ウォンズベトナムは、ベトナム企業やホテル、タクシー会社に積極的に道路渋滞状況の確認のための連絡を取り、通行止めルートに関する情報を事前に把握しました。G社が移動しやすいホテルを選定し予約したり、洪水、通行止めルートをさけたり、また、予備の案を立って、早めに運転手と連携して、遠回りルートも準備しました。ハノイの道路はほとんど車が動かなくなる渋滞が発生していましたが、ウォンズでは事前準備をしていたため道路封鎖の影響を受けず、予定通りの計画を実施できました。

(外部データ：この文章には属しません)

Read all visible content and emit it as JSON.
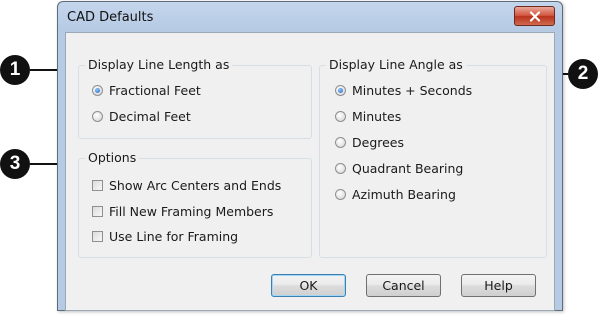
{
  "dialog": {
    "title": "CAD Defaults",
    "close_icon": "close-x-icon"
  },
  "line_length_group": {
    "legend": "Display Line Length as",
    "options": [
      {
        "label": "Fractional Feet",
        "checked": true
      },
      {
        "label": "Decimal Feet",
        "checked": false
      }
    ]
  },
  "options_group": {
    "legend": "Options",
    "items": [
      {
        "label": "Show Arc Centers and Ends",
        "checked": false
      },
      {
        "label": "Fill New Framing Members",
        "checked": false
      },
      {
        "label": "Use Line for Framing",
        "checked": false
      }
    ]
  },
  "line_angle_group": {
    "legend": "Display Line Angle as",
    "options": [
      {
        "label": "Minutes + Seconds",
        "checked": true
      },
      {
        "label": "Minutes",
        "checked": false
      },
      {
        "label": "Degrees",
        "checked": false
      },
      {
        "label": "Quadrant Bearing",
        "checked": false
      },
      {
        "label": "Azimuth Bearing",
        "checked": false
      }
    ]
  },
  "buttons": {
    "ok": "OK",
    "cancel": "Cancel",
    "help": "Help"
  },
  "callouts": [
    "1",
    "2",
    "3"
  ]
}
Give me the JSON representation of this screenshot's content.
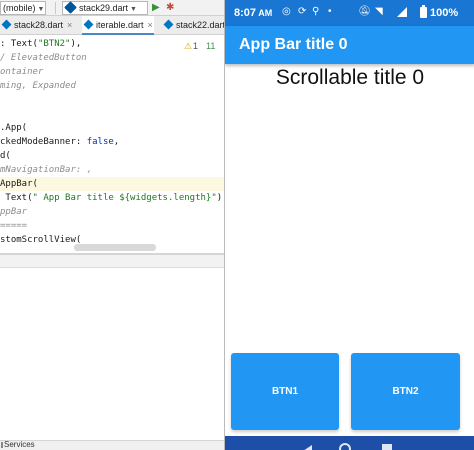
{
  "ide": {
    "toolbar": {
      "device": "(mobile)",
      "run_config": "stack29.dart",
      "run_icon": "play-icon",
      "debug_icon": "debug-icon"
    },
    "tabs": [
      {
        "label": "stack28.dart",
        "icon": "dart-file-icon",
        "active": false
      },
      {
        "label": "iterable.dart",
        "icon": "dart-file-icon",
        "active": true
      },
      {
        "label": "stack22.dart",
        "icon": "dart-file-icon",
        "active": false
      }
    ],
    "code_lines": [
      {
        "segments": [
          {
            "t": ": ",
            "c": ""
          },
          {
            "t": "Text",
            "c": "class"
          },
          {
            "t": "(",
            "c": ""
          },
          {
            "t": "\"BTN2\"",
            "c": "string"
          },
          {
            "t": "),",
            "c": ""
          }
        ]
      },
      {
        "segments": [
          {
            "t": "/ ElevatedButton",
            "c": "comment"
          }
        ]
      },
      {
        "segments": [
          {
            "t": "ontainer",
            "c": "comment"
          }
        ]
      },
      {
        "segments": [
          {
            "t": "ming, Expanded",
            "c": "comment"
          }
        ]
      },
      {
        "segments": []
      },
      {
        "segments": []
      },
      {
        "segments": [
          {
            "t": ".App(",
            "c": ""
          }
        ]
      },
      {
        "segments": [
          {
            "t": "ckedModeBanner: ",
            "c": ""
          },
          {
            "t": "false",
            "c": "key"
          },
          {
            "t": ",",
            "c": ""
          }
        ]
      },
      {
        "segments": [
          {
            "t": "d(",
            "c": ""
          }
        ]
      },
      {
        "segments": [
          {
            "t": "mNavigationBar: ,",
            "c": "comment"
          }
        ]
      },
      {
        "segments": [
          {
            "t": "AppBar(",
            "c": ""
          }
        ]
      },
      {
        "segments": [
          {
            "t": " Text(",
            "c": ""
          },
          {
            "t": "\" App Bar title ${widgets.length}\"",
            "c": "string"
          },
          {
            "t": "),",
            "c": ""
          }
        ]
      },
      {
        "segments": [
          {
            "t": "ppBar",
            "c": "comment"
          }
        ]
      },
      {
        "segments": [
          {
            "t": "=====",
            "c": "comment"
          }
        ]
      },
      {
        "segments": [
          {
            "t": "stomScrollView(",
            "c": ""
          }
        ]
      }
    ],
    "warnings": {
      "warn_count": "1",
      "hint_count": "11"
    },
    "status": {
      "services_label": "Services"
    }
  },
  "phone": {
    "statusbar": {
      "time": "8:07",
      "am_pm": "AM",
      "battery_percent": "100%",
      "left_icons": [
        "whatsapp-icon",
        "sync-icon",
        "broadcast-icon",
        "dot-icon"
      ],
      "right_icons": [
        "mute-icon",
        "wifi-icon",
        "signal-icon",
        "battery-icon"
      ]
    },
    "appbar": {
      "title": "App Bar title 0"
    },
    "body": {
      "scroll_title": "Scrollable title 0"
    },
    "buttons": [
      {
        "label": "BTN1"
      },
      {
        "label": "BTN2"
      }
    ],
    "navbar": {
      "icons": [
        "back-icon",
        "home-icon",
        "recents-icon"
      ]
    }
  },
  "colors": {
    "appbar": "#2196f3",
    "statusbar": "#1976d2",
    "button": "#2196f3",
    "navbar": "#1e4fa8"
  }
}
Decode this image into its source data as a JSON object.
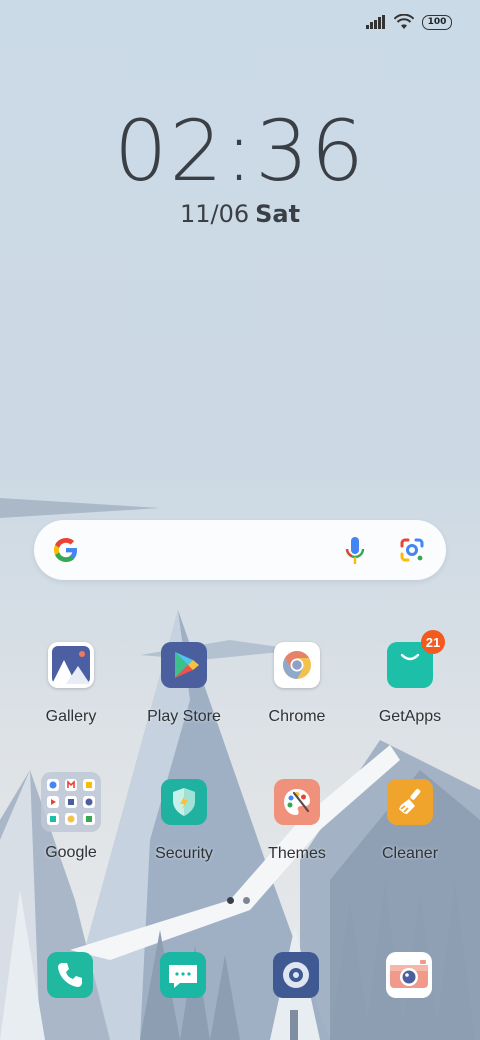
{
  "status_bar": {
    "battery": "100",
    "icons": [
      "signal-icon",
      "wifi-icon",
      "battery-icon"
    ]
  },
  "clock": {
    "time": "02:36",
    "date": "11/06",
    "day": "Sat"
  },
  "search_bar": {
    "icons": [
      "google-g-icon",
      "mic-icon",
      "lens-icon"
    ]
  },
  "apps": {
    "row1": [
      {
        "label": "Gallery"
      },
      {
        "label": "Play Store"
      },
      {
        "label": "Chrome"
      },
      {
        "label": "GetApps",
        "badge": "21"
      }
    ],
    "row2": [
      {
        "label": "Google"
      },
      {
        "label": "Security"
      },
      {
        "label": "Themes"
      },
      {
        "label": "Cleaner"
      }
    ]
  },
  "pager": {
    "pages": 2,
    "current": 1
  },
  "dock": {
    "icons": [
      "phone-icon",
      "messages-icon",
      "music-icon",
      "camera-icon"
    ]
  },
  "colors": {
    "badge": "#f25a1f",
    "sky": "#c9d8e6"
  }
}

視察会社から溶接資格を獲得した人材リストを紹介していただいている様子
視察会社から溶接資格を獲得した人材リストを紹介していただいている様子

日本人スタッフが工夫したこと

ベトナムと日本では情報喚起について周知の速度が異なります。日本では大きな式典やイベントでは数ヶ月前からテレビ、新聞、SNSなどで通知されます。国家的行事となるとさらに前から通知をされる文化です。しかし、ベトナムでは情報の通達は催事の近くになってから急遽通達されることが多く、催事の数日前や当日になっての通達や情報の更新が頻繁にあります。
今回のG社のベトナム企業訪問は、ベトナム建国80周年という大変大きな式典と大型台風が重なり、数日前までどのような影響が出るのかが予測しにくい状況でした。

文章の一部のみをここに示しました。